BLBG:Asian Stocks, Oil Gain on Signs China Will Increase Lending; Gold Advances
European stocks rose for a fourth day and the euro strengthened before Spain and France sell bonds. Copper climbed to a four-month high amid signs China will relax credit controls.
The Stoxx Europe 600 Index gained 0.2 percent at 9:20 a.m. in London, extending a five-month high. Standard & Poor’s 500 futures slipped 0.1 percent, having earlier climbed as much as 0.4 percent. The euro rose 0.2 percent to $1.2888 and The cost of insuring European sovereign debt fell to the lowest in more than six weeks. Spanish (GSPG10YR) 10-year yields were little changed at 5.16 percent, while French yields fell one basis point to 3.13 percent after reaching 3.16 percent, the most since Jan. 12. Copper jumped 1.3 percent.

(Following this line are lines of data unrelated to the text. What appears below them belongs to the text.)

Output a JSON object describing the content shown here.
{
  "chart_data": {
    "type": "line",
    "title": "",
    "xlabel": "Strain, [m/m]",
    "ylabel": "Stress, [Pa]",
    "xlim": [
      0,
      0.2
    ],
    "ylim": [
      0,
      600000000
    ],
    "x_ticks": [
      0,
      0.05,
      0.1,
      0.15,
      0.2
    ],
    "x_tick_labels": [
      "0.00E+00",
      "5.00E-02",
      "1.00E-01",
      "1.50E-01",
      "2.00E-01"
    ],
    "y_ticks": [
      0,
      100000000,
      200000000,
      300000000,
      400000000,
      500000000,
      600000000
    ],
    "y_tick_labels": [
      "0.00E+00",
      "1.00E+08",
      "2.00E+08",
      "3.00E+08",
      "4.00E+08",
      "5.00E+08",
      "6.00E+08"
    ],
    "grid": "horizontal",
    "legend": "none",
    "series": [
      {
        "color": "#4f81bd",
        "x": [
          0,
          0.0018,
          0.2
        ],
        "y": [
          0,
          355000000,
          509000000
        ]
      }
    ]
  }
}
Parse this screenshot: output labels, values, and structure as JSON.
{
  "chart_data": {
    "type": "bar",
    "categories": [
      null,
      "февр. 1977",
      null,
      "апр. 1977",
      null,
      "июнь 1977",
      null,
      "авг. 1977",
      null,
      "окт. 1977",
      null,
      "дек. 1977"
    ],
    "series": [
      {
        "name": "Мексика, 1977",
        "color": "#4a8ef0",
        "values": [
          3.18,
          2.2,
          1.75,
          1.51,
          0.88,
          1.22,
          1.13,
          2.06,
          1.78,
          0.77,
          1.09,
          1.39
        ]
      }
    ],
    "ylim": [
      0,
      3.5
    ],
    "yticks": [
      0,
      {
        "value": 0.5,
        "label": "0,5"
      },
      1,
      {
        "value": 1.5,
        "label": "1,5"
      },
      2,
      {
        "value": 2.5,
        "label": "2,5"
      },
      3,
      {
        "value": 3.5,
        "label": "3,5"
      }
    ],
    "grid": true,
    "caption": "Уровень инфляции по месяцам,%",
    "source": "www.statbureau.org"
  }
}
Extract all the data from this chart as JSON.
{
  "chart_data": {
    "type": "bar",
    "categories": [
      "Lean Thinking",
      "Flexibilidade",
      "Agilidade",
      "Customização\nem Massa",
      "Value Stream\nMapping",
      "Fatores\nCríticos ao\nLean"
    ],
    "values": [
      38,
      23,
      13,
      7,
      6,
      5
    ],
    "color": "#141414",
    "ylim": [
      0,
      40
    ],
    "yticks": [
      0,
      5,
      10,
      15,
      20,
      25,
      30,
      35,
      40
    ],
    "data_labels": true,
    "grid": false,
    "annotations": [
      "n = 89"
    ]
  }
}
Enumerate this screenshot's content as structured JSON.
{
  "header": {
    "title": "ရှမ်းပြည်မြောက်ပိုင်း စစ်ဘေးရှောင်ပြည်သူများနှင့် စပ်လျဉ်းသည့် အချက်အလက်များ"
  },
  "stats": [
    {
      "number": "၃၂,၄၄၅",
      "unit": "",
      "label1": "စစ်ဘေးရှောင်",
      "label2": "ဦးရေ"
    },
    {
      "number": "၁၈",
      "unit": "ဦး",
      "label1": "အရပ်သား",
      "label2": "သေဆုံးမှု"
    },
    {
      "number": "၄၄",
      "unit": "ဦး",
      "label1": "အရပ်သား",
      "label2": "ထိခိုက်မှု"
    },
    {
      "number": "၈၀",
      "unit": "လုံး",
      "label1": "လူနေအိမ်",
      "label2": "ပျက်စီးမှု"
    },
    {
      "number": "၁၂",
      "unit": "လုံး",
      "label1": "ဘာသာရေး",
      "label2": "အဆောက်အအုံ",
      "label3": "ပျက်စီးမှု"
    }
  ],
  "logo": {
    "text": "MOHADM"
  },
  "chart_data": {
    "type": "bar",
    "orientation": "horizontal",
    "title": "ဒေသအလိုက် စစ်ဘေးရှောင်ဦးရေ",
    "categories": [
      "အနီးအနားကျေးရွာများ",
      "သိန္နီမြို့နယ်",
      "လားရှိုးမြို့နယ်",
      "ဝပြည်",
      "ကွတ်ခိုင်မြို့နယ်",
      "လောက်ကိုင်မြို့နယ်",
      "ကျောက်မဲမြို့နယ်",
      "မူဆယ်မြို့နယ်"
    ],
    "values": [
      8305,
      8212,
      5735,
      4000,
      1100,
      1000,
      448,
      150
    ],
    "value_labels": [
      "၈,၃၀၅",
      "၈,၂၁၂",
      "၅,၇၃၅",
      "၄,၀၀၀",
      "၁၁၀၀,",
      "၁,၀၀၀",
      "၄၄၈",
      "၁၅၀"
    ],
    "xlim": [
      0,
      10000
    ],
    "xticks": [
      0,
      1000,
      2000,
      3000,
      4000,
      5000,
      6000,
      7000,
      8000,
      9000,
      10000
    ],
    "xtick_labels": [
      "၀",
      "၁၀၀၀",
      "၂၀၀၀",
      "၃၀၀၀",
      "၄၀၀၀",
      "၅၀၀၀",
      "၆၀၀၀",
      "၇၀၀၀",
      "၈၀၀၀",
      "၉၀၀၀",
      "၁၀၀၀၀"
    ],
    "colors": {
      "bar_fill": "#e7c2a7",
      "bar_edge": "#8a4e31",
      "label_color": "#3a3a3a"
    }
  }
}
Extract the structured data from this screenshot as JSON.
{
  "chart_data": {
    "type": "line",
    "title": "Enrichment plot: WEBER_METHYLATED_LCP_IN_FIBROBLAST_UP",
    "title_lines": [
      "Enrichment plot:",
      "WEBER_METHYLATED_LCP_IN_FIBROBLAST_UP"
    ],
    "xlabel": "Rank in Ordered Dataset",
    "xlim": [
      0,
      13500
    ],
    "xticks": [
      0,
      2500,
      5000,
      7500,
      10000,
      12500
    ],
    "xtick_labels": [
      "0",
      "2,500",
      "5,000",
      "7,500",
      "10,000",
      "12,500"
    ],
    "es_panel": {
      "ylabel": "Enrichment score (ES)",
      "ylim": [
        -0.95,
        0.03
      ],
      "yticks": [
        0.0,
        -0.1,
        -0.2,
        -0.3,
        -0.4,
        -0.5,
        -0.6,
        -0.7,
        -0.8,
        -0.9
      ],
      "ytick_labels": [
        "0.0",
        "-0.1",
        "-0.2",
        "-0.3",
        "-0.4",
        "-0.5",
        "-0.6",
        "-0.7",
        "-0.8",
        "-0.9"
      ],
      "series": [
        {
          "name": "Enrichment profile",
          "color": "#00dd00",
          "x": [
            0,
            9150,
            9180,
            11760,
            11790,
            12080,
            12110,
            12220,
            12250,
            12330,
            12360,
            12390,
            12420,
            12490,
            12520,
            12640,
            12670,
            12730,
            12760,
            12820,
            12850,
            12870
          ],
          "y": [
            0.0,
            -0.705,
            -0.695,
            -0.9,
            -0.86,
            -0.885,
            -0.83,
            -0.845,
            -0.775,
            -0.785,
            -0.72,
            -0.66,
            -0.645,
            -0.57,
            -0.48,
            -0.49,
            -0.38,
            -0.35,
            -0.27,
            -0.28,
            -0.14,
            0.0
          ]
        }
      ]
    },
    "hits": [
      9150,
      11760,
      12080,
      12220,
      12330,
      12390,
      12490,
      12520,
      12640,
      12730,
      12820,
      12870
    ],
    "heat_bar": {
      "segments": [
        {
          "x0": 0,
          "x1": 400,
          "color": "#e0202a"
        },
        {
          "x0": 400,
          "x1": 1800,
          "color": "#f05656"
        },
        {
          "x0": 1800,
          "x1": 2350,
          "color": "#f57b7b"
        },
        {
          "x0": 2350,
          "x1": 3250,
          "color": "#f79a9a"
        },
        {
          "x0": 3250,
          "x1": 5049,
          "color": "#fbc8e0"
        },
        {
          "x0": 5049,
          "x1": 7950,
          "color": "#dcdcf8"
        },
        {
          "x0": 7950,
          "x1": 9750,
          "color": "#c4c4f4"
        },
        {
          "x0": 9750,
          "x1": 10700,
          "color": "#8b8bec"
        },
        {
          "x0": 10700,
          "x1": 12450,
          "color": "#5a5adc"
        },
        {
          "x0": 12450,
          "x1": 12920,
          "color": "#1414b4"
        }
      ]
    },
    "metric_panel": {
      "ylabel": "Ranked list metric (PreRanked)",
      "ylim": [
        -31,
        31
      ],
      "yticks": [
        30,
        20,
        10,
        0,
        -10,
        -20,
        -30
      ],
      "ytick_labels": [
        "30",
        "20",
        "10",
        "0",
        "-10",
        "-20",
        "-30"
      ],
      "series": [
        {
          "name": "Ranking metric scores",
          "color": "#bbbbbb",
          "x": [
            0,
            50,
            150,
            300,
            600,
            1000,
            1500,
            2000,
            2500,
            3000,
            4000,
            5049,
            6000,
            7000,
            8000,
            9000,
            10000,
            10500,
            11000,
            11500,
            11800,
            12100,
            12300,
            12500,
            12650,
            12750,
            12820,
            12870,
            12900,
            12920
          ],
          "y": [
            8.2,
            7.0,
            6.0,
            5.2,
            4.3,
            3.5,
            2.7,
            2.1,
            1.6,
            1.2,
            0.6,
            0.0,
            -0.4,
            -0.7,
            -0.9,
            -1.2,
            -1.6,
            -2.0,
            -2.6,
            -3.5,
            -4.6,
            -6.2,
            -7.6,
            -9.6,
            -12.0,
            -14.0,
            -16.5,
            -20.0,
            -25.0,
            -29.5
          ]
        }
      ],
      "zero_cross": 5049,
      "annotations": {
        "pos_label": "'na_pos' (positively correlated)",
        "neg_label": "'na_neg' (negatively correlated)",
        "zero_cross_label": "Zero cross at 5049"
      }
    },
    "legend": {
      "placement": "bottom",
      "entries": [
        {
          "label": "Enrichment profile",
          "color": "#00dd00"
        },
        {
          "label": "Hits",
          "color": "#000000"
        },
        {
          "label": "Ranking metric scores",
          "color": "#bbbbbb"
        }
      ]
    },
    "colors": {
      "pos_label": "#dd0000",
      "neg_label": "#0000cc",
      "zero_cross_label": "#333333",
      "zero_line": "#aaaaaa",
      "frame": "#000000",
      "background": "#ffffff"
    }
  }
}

France will seek to raise as much as 9.5 billion euros ($12.2 billion) in bond sales today and Spain will auction debt maturing in 2016, 2019 and 2022. China is letting its larger banks boost lending and weighing a plan to relax capital requirements, according to people with knowledge of the matter, who declined to be identified.
“Once again, traders will get their lead from the fixed- income market, with Spain and France holding their first longer- dated bond auctions since the S&P downgrade amid a backdrop of stabilization in yields,” said Chris Weston, an institutional trader at IG Markets in Melbourne. “We have seen a good bid in the short-dated paper, but will investors be keen on taking longer-term duration risk?”
Best Start
Two shares gained for each that fell in the Stoxx 600. Alstom SA (ALO) rallied 7.8 percent, the most in more than two months, after the world’s third-largest power-equipment maker said orders will be “strong” in the fiscal fourth quarter. Carrefour SA slipped 2 percent as the world’s second-largest retailer said 2011 profit was at the lower end of its forecasts.
The Stoxx 600 has advanced 3.8 percent in 2012, the best start to a year since 2004.
The S&P 500 climbed to the highest level since July yesterday. EBay Inc. (EBAY) advanced 2.7 percent in German trading today as the largest Internet marketplace reported fourth- quarter sales and profit that beat estimates. Eastman Kodak Co., the photography pioneer that introduced its $1 Brownie Camera more than a century ago, tumbled 35 percent after filing for bankruptcy protection from creditors.
Of the 22 companies in the S&P 500 that have reported earnings since Jan. 9, 12 posted per-share profit that topped analysts’ projections, according to data compiled by Bloomberg. Twenty-two companies in the S&P 500 are due to report results today, including Bank of America Corp., Freeport-McMoRan Copper & Gold Inc. and International Business Machines Corp.
Housing Starts
A Commerce Department report might show U.S. builders broke ground on fewer homes in December, and building permits, a sign of future construction, were little changed, a Bloomberg survey of economists said. Labor Department data will probably show that initial jobless claims fell to 384,000 last week from 399,000 the previous period, according to the median forecast of 41 economists.
The Markit iTraxx SovX Western Europe Index of credit- default swaps on 15 governments dropped 3 basis points to 354 basis points, the lowest since Dec. 12.
Copper climbed as much as 1.6 percent to $8,372 a metric ton, the highest price since Sept. 21. The Standard & Poor’s GSCI gauge of 24 commodities advanced 0.7 percent, led by the industrial metals. China is the biggest buyer of copper. Oil in New York gained 0.9 percent to $101.51 a barrel.